The aggregate deposits of banks outstanding on October-end stood at Rs 56.38 lakh crore. The CRR presently stands at six per cent. So one per cent or 100 bps reduction in CRR will inject about Rs 56,000 crore in the banking sector.

The non-food credit has four main components - agriculture and allied activities, industry, services and personal loans.

Gross bank credit extended to industry (micro, small, medium and large) outstanding as on November 18, 2011 was Rs 17.71 lakh crore compared to Rs 14.65 lakh crore a year earlier. In other words, scheduled commercial banks extended an additional credit of Rs 3.05 lakh crore to industry.

The benchmark prime lending rate (BPLR) of the largest lender in the country - the State Bank of India - was 12.5 per cent on October 21, 2010 and went up to 14.75 per cent from August 13, 2011.

If this is an average rate at which corporates get money, then there has been an increase of nearly 225 bps between October 2010 and November 2011 as there was no increase after the rate touched 14.75 per cent.

This increase of 225 bps on an additional credit of Rs 3.05 lakh crore would have led to an additional interest burden on the industry of almost Rs 6,878 crore.

Now if the RBI was to cut the repo rate by 50 bps and if the SBI follows the cue and cuts its prime lending rate by 50 bps, then the industry will save about Rs 1,528 crore in interest payments.

Giving even one per cent interest on CRR will release substantial relief by way of interest to the banking sector to counter growing borrowing costs.

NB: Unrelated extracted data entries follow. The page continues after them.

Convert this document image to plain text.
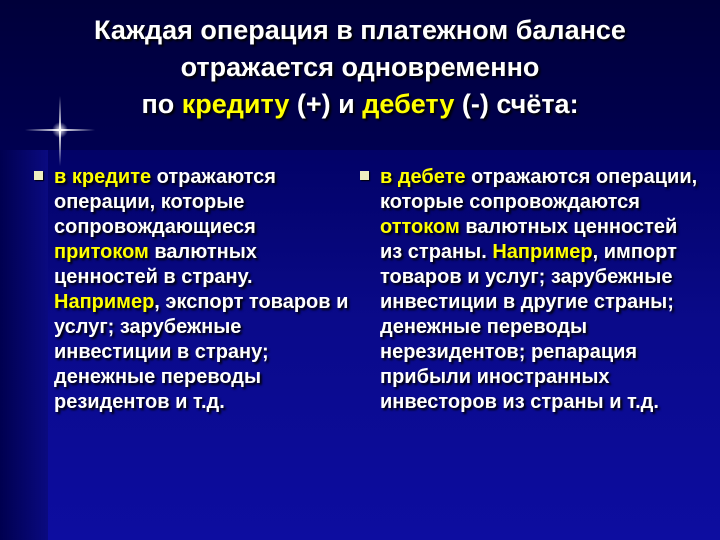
Каждая операция в платежном балансе
отражается одновременно
по кредиту (+) и дебету (-) счёта:
в кредите отражаются операции, которые сопровождающиеся притоком валютных ценностей в страну. Например, экспорт товаров и услуг; зарубежные инвестиции в страну; денежные переводы резидентов и т.д.
в дебете отражаются операции, которые сопровождаются оттоком валютных ценностей из страны. Например, импорт товаров и услуг; зарубежные инвестиции в другие страны; денежные переводы нерезидентов; репарация прибыли иностранных инвесторов из страны и т.д.
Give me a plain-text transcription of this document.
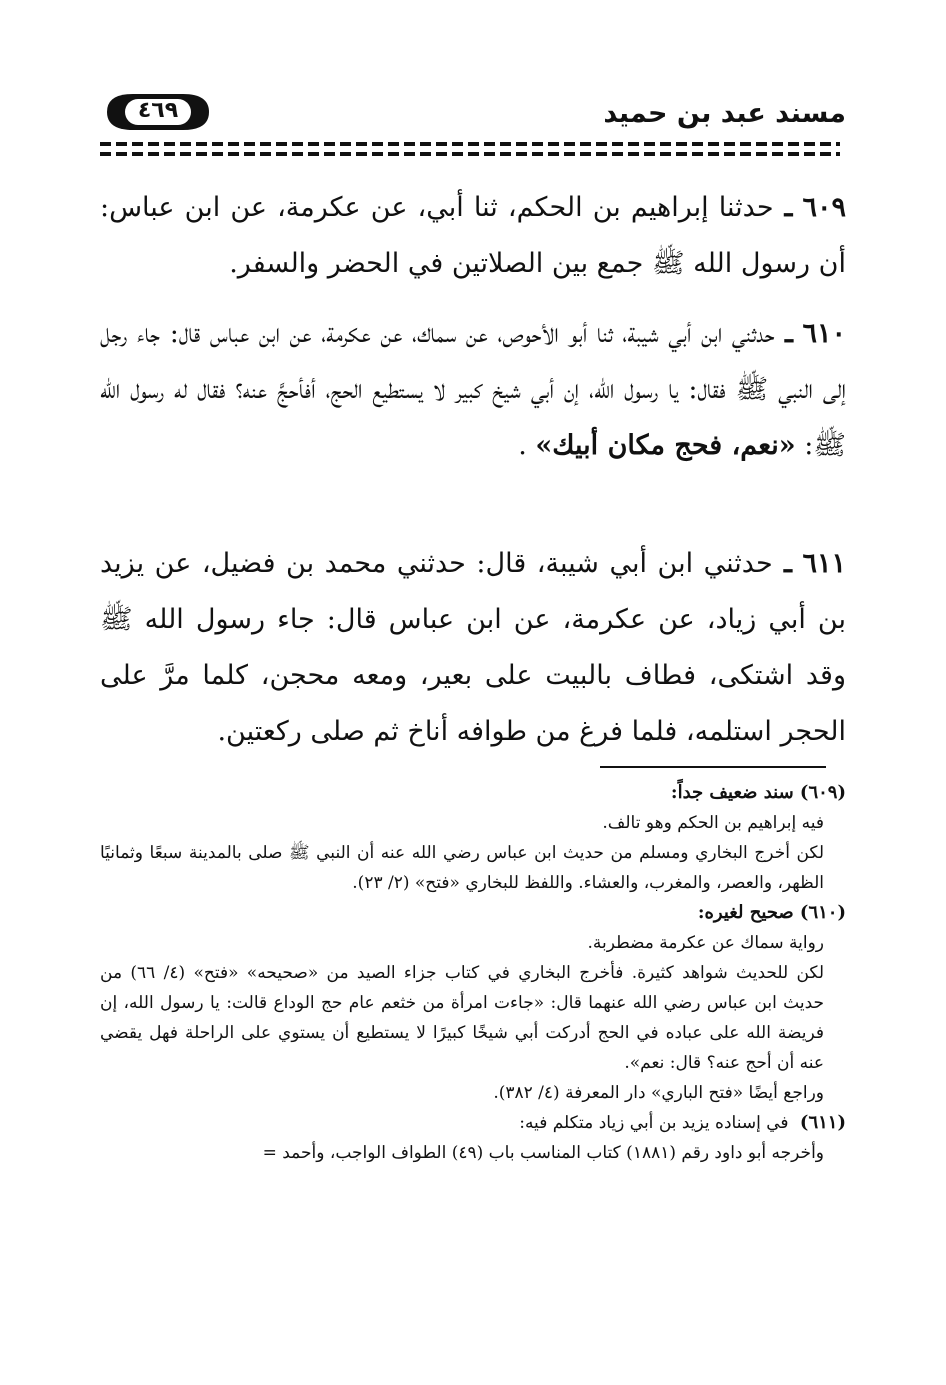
مسند عبد بن حميد
٤٦٩
٦٠٩ ـ حدثنا إبراهيم بن الحكم، ثنا أبي، عن عكرمة، عن ابن عباس: أن رسول الله ﷺ جمع بين الصلاتين في الحضر والسفر.
٦١٠ ـ حدثني ابن أبي شيبة، ثنا أبو الأحوص، عن سماك، عن عكرمة، عن ابن عباس قال: جاء رجل إلى النبي ﷺ فقال: يا رسول الله، إن أبي شيخ كبير لا يستطيع الحج، أفأحجَّ عنه؟ فقال له رسول الله ﷺ: «نعم، فحج مكان أبيك» .
٦١١ ـ حدثني ابن أبي شيبة، قال: حدثني محمد بن فضيل، عن يزيد بن أبي زياد، عن عكرمة، عن ابن عباس قال: جاء رسول الله ﷺ وقد اشتكى، فطاف بالبيت على بعير، ومعه محجن، كلما مرَّ على الحجر استلمه، فلما فرغ من طوافه أناخ ثم صلى ركعتين.
(٦٠٩) سند ضعيف جداً:
فيه إبراهيم بن الحكم وهو تالف.
لكن أخرج البخاري ومسلم من حديث ابن عباس رضي الله عنه أن النبي ﷺ صلى بالمدينة سبعًا وثمانيًا الظهر، والعصر، والمغرب، والعشاء. واللفظ للبخاري «فتح» (٢/ ٢٣).
(٦١٠) صحيح لغيره:
رواية سماك عن عكرمة مضطربة.
لكن للحديث شواهد كثيرة. فأخرج البخاري في كتاب جزاء الصيد من «صحيحه» «فتح» (٤/ ٦٦) من حديث ابن عباس رضي الله عنهما قال: «جاءت امرأة من خثعم عام حج الوداع قالت: يا رسول الله، إن فريضة الله على عباده في الحج أدركت أبي شيخًا كبيرًا لا يستطيع أن يستوي على الراحلة فهل يقضي عنه أن أحج عنه؟ قال: نعم».
وراجع أيضًا «فتح الباري» دار المعرفة (٤/ ٣٨٢).
(٦١١) في إسناده يزيد بن أبي زياد متكلم فيه:
وأخرجه أبو داود رقم (١٨٨١) كتاب المناسب باب (٤٩) الطواف الواجب، وأحمد =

"This is not a large amount as such and therefore a cut in repo rate at this juncture will be more symbolic and play on the sentiments. The real gains will be seen only when the cycle is completely reversed," said Rawat.

On the other hand, release of CRR cut of Rs 56,000 crore can be absorbed very quickly by additional government borrowing programme of Rs 40,000 crore. Besides, banks have put their funds into government securities more than they are required to.

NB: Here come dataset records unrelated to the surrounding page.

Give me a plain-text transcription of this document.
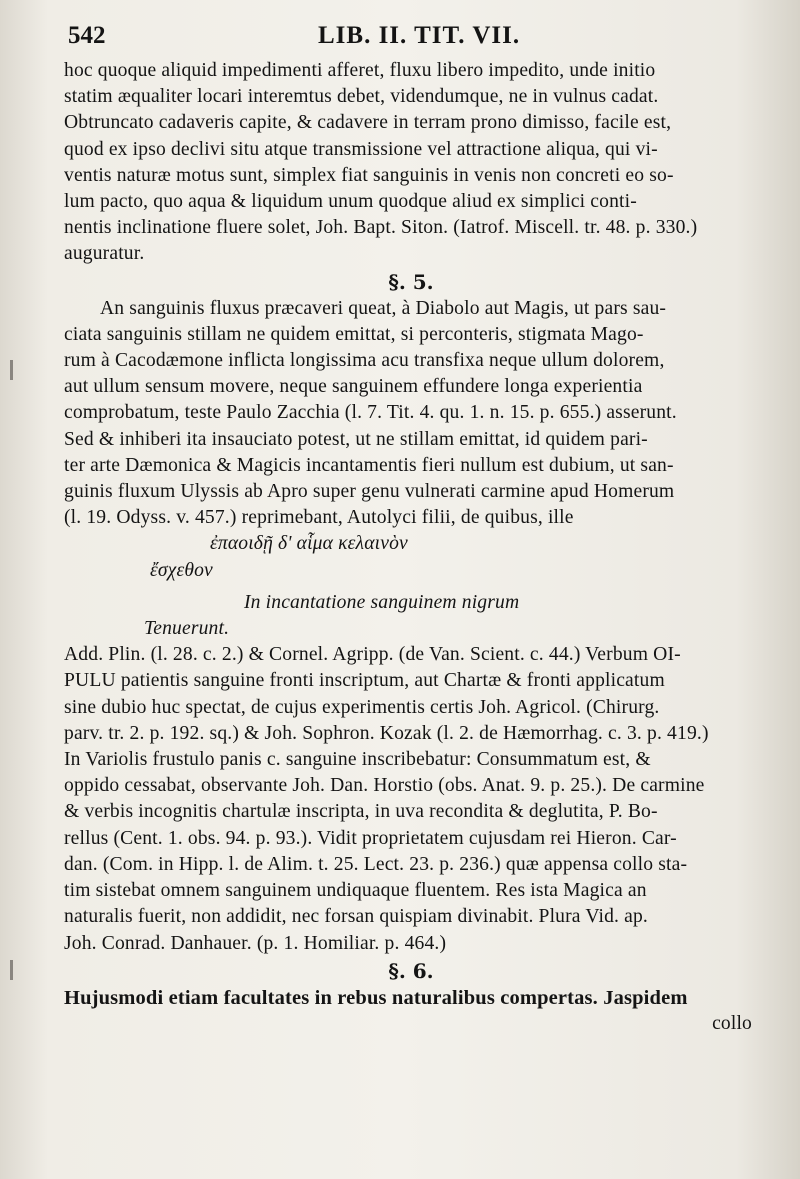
542	LIB. II. TIT. VII.
hoc quoque aliquid impedimenti afferet, fluxu libero impedito, unde initio
statim æqualiter locari interemtus debet, videndumque, ne in vulnus cadat.
Obtruncato cadaveris capite, & cadavere in terram prono dimisso, facile est,
quod ex ipso declivi situ atque transmissione vel attractione aliqua, qui vi-
ventis naturæ motus sunt, simplex fiat sanguinis in venis non concreti eo so-
lum pacto, quo aqua & liquidum unum quodque aliud ex simplici conti-
nentis inclinatione fluere solet, Joh. Bapt. Siton. (Iatrof. Miscell. tr. 48. p. 330.)
auguratur.
§. 5.
An sanguinis fluxus præcaveri queat, à Diabolo aut Magis, ut pars sau-
ciata sanguinis stillam ne quidem emittat, si perconteris, stigmata Mago-
rum à Cacodæmone inflicta longissima acu transfixa neque ullum dolorem,
aut ullum sensum movere, neque sanguinem effundere longa experientia
comprobatum, teste Paulo Zacchia (l. 7. Tit. 4. qu. 1. n. 15. p. 655.) asserunt.
Sed & inhiberi ita insauciato potest, ut ne stillam emittat, id quidem pari-
ter arte Dæmonica & Magicis incantamentis fieri nullum est dubium, ut san-
guinis fluxum Ulyssis ab Apro super genu vulnerati carmine apud Homerum
(l. 19. Odyss. v. 457.) reprimebant, Autolyci filii, de quibus, ille
ἐπαοιδῇ δ' αἷμα κελαινὸν
ἔσχεθον
In incantatione sanguinem nigrum
Tenuerunt.
Add. Plin. (l. 28. c. 2.) & Cornel. Agripp. (de Van. Scient. c. 44.) Verbum OI-
PULU patientis sanguine fronti inscriptum, aut Chartæ & fronti applicatum
sine dubio huc spectat, de cujus experimentis certis Joh. Agricol. (Chirurg.
parv. tr. 2. p. 192. sq.) & Joh. Sophron. Kozak (l. 2. de Hæmorrhag. c. 3. p. 419.)
In Variolis frustulo panis c. sanguine inscribebatur: Consummatum est, &
oppido cessabat, observante Joh. Dan. Horstio (obs. Anat. 9. p. 25.). De carmine
& verbis incognitis chartulæ inscripta, in uva recondita & deglutita, P. Bo-
rellus (Cent. 1. obs. 94. p. 93.). Vidit proprietatem cujusdam rei Hieron. Car-
dan. (Com. in Hipp. l. de Alim. t. 25. Lect. 23. p. 236.) quæ appensa collo sta-
tim sistebat omnem sanguinem undiquaque fluentem. Res ista Magica an
naturalis fuerit, non addidit, nec forsan quispiam divinabit. Plura Vid. ap.
Joh. Conrad. Danhauer. (p. 1. Homiliar. p. 464.)
§. 6.
Hujusmodi etiam facultates in rebus naturalibus compertas. Jaspidem
collo
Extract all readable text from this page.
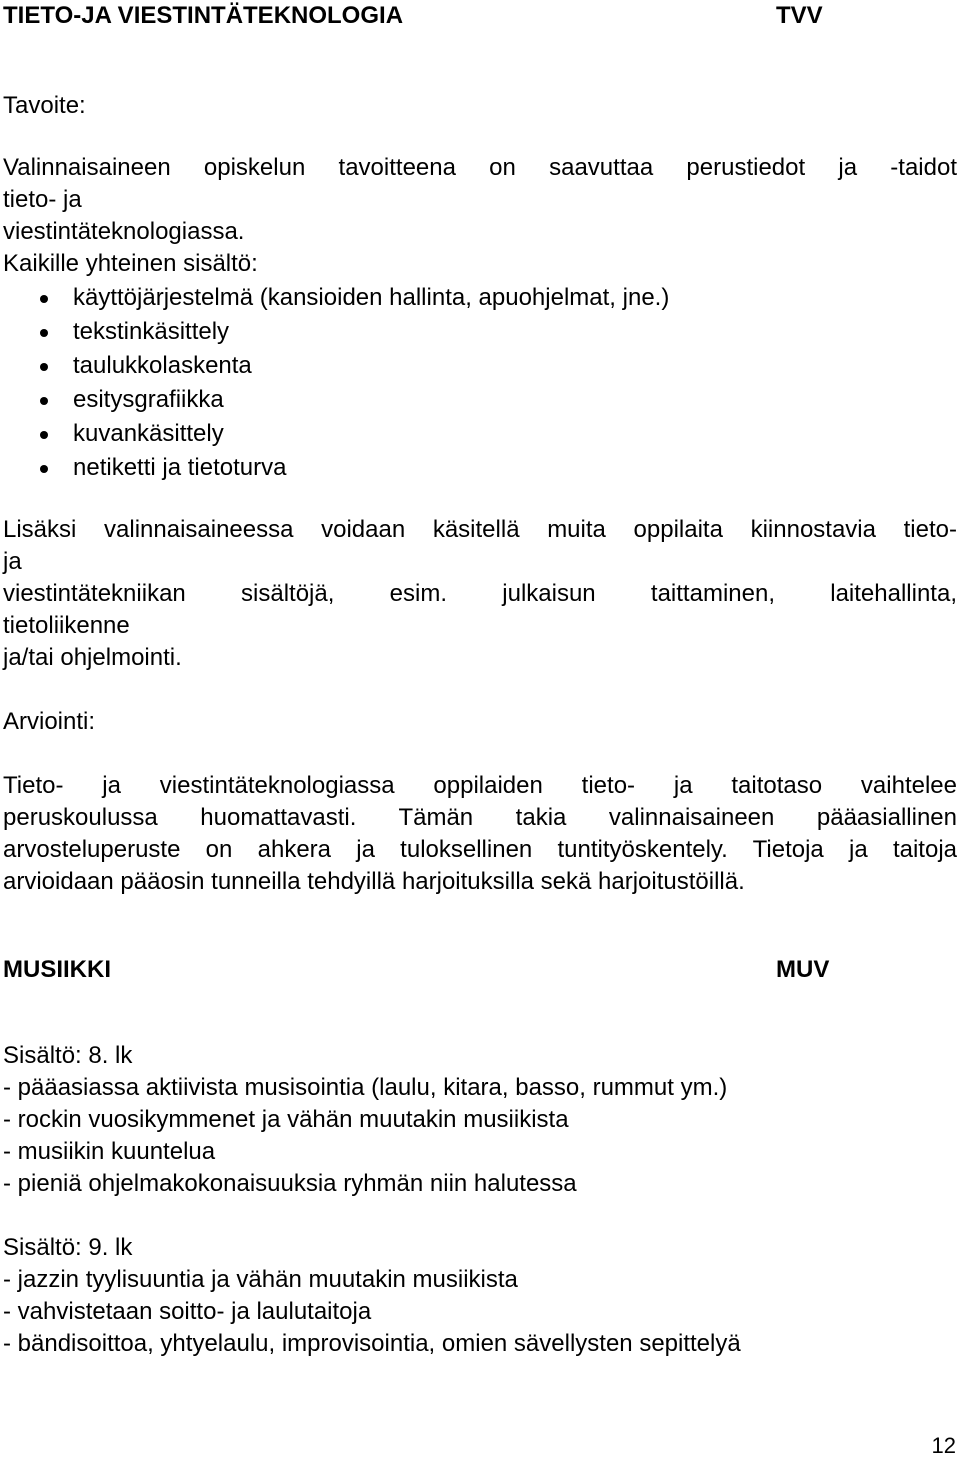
TIETO-JA VIESTINTÄTEKNOLOGIA	TVV
Tavoite:
Valinnaisaineen opiskelun tavoitteena on saavuttaa perustiedot ja -taidot
tieto- ja
viestintäteknologiassa.
Kaikille yhteinen sisältö:
käyttöjärjestelmä (kansioiden hallinta, apuohjelmat, jne.)
tekstinkäsittely
taulukkolaskenta
esitysgrafiikka
kuvankäsittely
netiketti ja tietoturva
Lisäksi valinnaisaineessa voidaan käsitellä muita oppilaita kiinnostavia tieto-
ja
viestintätekniikan sisältöjä, esim. julkaisun taittaminen, laitehallinta,
tietoliikenne
ja/tai ohjelmointi.
Arviointi:
Tieto- ja viestintäteknologiassa oppilaiden tieto- ja taitotaso vaihtelee
peruskoulussa huomattavasti. Tämän takia valinnaisaineen pääasiallinen
arvosteluperuste on ahkera ja tuloksellinen tuntityöskentely. Tietoja ja taitoja
arvioidaan pääosin tunneilla tehdyillä harjoituksilla sekä harjoitustöillä.
MUSIIKKI	MUV
Sisältö: 8. lk
- pääasiassa aktiivista musisointia (laulu, kitara, basso, rummut ym.)
- rockin vuosikymmenet ja vähän muutakin musiikista
- musiikin kuuntelua
- pieniä ohjelmakokonaisuuksia ryhmän niin halutessa
Sisältö: 9. lk
- jazzin tyylisuuntia ja vähän muutakin musiikista
- vahvistetaan soitto- ja laulutaitoja
- bändisoittoa, yhtyelaulu, improvisointia, omien sävellysten sepittelyä
12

Although the statutory liquidity ratio (SLR) is 24 per cent, banks are keeping nearly five per cent over requirement and can draw funds using this excess amount.

In fact, the RBI opened the marginal standing facility for banks to use this excess for borrowing money overnight.

Many banks have SLR of 27 per cent but still borrowing at liquidity adjustment facility (LAF) window as a lot of this is being invested in government securities. Since credit growth fuels growth, it is essential that funds flow into the economic activity.

"We are also seeing that credit growth has significantly slackened as compared to the previous year," said Rawat.